Stella Diana, “57”: recensione e streaming
Tornano i veterani dello shoegaze italiano Stella Diana: è uscito il nuovo 57, su Vipchoyo Sound Factory (IT) e Siete Senoritas Gritando (ES).
Si tratta del successore di Nitocris (2016), disco che aveva ispirato recensioni entusiastiche. Con cinque album all’attivo, sono una delle band più rispettate nella scena shoegaze mondiale, grazie al loro finissimo songwriting, unito a parti ritmiche ipnotiche e maestose stratificazioni di chitarre.
Band cardine del c.d. movimento Italogaze, che include tra gli altri Clustersun, Rev Rev Rev, In Her Eye, Electric Floor e Novanta, sono riusciti a costruirsi una fanbase internazionale di tutto rispetto pur avendo cantato esclusivamente in italiano fino al 2015 e, mentre continuano a esplorare nuove frontiere soniche, il loro stile rimane immediatamente riconoscibile.
Stella Diana traccia per traccia
Lurine Rae apre il disco con una prima, e presumibilmente non l’ultima, cavalcata elettrica, sorretta da un drumming impetuoso cui fa contrasto la voce, sfumata, eterea e quasi distante.
Si prosegue con Naos, anche qui con un drumming regolare e d’impatto, ma con modi più sfuggenti.
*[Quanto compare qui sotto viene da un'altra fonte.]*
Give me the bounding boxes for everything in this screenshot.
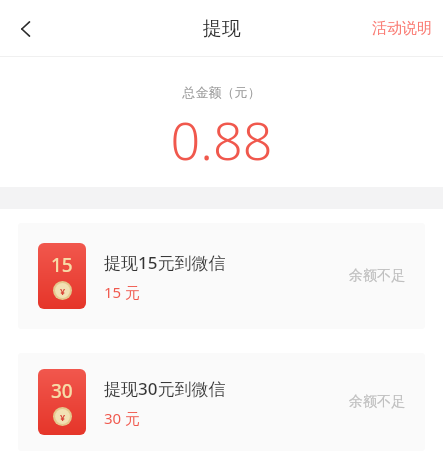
button[interactable]: Back	[0, 3, 52, 55]
staticText: 30	[51, 378, 73, 404]
staticText: 总金额（元）	[0, 84, 443, 100]
staticText: 0.88	[0, 104, 443, 175]
staticText: 提现	[203, 17, 241, 41]
staticText: 余额不足	[349, 267, 405, 285]
staticText: 提现15元到微信	[104, 251, 226, 274]
staticText: 余额不足	[349, 393, 405, 411]
button[interactable]: 活动说明	[361, 10, 443, 47]
button[interactable]: 30	[18, 353, 425, 451]
staticText: 提现30元到微信	[104, 377, 226, 400]
staticText: ¥	[60, 411, 66, 423]
staticText: 15	[51, 252, 73, 278]
staticText: 30 元	[104, 408, 141, 428]
staticText: 活动说明	[372, 19, 432, 38]
staticText: ¥	[60, 285, 66, 297]
staticText: 15 元	[104, 282, 141, 302]
button[interactable]: 15	[18, 223, 425, 329]
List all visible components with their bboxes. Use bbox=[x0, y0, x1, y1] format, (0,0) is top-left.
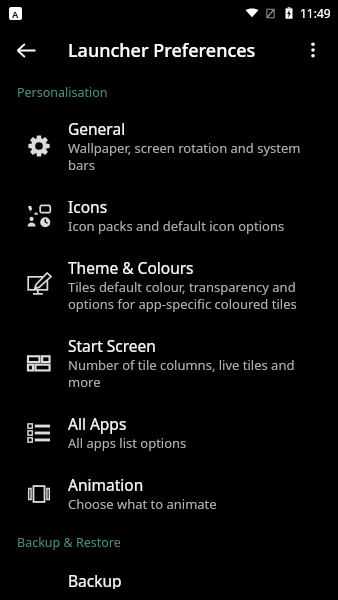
staticText: Personalisation bbox=[17, 84, 108, 101]
button[interactable]: More options bbox=[293, 30, 333, 70]
button[interactable]: Start Screen bbox=[0, 324, 338, 402]
staticText: Tiles default colour, transparency and o… bbox=[68, 278, 322, 313]
staticText: Number of tile columns, live tiles and m… bbox=[68, 356, 322, 391]
button[interactable]: General bbox=[0, 107, 338, 185]
button[interactable]: Navigate up bbox=[6, 30, 46, 70]
staticText: Wallpaper, screen rotation and system ba… bbox=[68, 139, 322, 174]
button[interactable]: Icons bbox=[0, 185, 338, 246]
staticText: General bbox=[68, 118, 126, 139]
staticText: Icon packs and default icon options bbox=[68, 217, 285, 235]
staticText: A bbox=[12, 8, 19, 20]
staticText: Backup bbox=[68, 570, 122, 589]
button[interactable]: Theme & Colours bbox=[0, 246, 338, 324]
staticText: Launcher Preferences bbox=[68, 38, 256, 63]
staticText: Icons bbox=[68, 196, 108, 217]
staticText: Choose what to animate bbox=[68, 495, 217, 513]
staticText: All Apps bbox=[68, 413, 127, 434]
staticText: Backup & Restore bbox=[17, 534, 121, 551]
button[interactable]: Backup bbox=[0, 559, 338, 600]
staticText: Theme & Colours bbox=[68, 257, 194, 278]
staticText: 11:49 bbox=[300, 5, 331, 21]
staticText: All apps list options bbox=[68, 434, 187, 452]
staticText: Start Screen bbox=[68, 335, 156, 356]
staticText: Animation bbox=[68, 474, 144, 495]
button[interactable]: Animation bbox=[0, 463, 338, 524]
button[interactable]: All Apps bbox=[0, 402, 338, 463]
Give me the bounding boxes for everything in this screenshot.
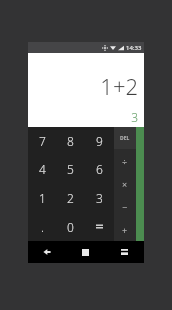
button[interactable]: Back [28,241,66,263]
button[interactable]: 6 [85,155,114,183]
button[interactable]: × [114,172,136,195]
staticText: 2 [67,190,74,206]
button[interactable]: DEL [114,127,136,149]
button[interactable]: 0 [56,212,85,241]
staticText: DEL [120,135,130,142]
button[interactable]: Recents [105,241,144,263]
staticText: 5 [67,161,74,177]
staticText: 1+2 [100,71,138,101]
staticText: − [122,201,128,213]
button[interactable]: 9 [85,127,114,155]
staticText: 9 [96,133,103,149]
staticText: 8 [67,133,74,149]
staticText: × [122,178,128,190]
button[interactable] [85,212,114,241]
button[interactable]: − [114,195,136,218]
button[interactable]: 5 [56,155,85,183]
staticText: 4 [39,161,46,177]
staticText: 14:33 [126,44,142,52]
staticText: 1 [39,190,46,206]
staticText: 7 [39,133,46,149]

Iris parte dal basso, preferisce discorsi meno magniloquenti e più minimal, anche se l’esplosione è dietro l’angolo, e infatti arriva.
Harrison Ford si fa spazio tra sensazioni dark wave, per fare emergere una struttura compatta e questa volta del tutto omogenea. Ludwig invece declina per situazioni oscure e malinconiche.
Elaine procede con modi anche più lirici, mentre il drumming distribuisce colpi isolati ma significativi. Con un titolo che fa evidente riferimento al mondo di Philip K. Dick e alla fantascienza che ha dato origine a Blade Runner, Do Androids… si configura come la più “cosmica” delle tracce del disco, pur rimanendo ancorata a battiti molto terreni e oscuri.
Mrs. Darling riprende colore, calma un po’ le acque, almeno finché non arriva il momento di agitarle ancora. Con Der Sandmann siamo un po’ più là nella storia della fantascienza, con E.T.A. Hoffmann per la precisione: l’uomo della sabbia qui getta fumo negli occhi e una carica elettrica a basso voltaggio che cresce piano, basata sulle sensazioni della sezione ritmica.
Senza soluzione di continuità né di ritmo si passa così alla conclusiva Lost Children, in cui risentimenti e sensazioni sono rimescolati.
Una conferma di esperienza e di classe per gli Stella Diana, capaci anche in questo disco di portare un tocco di internazionalità e di personalità in più rispetto al flusso italogaze.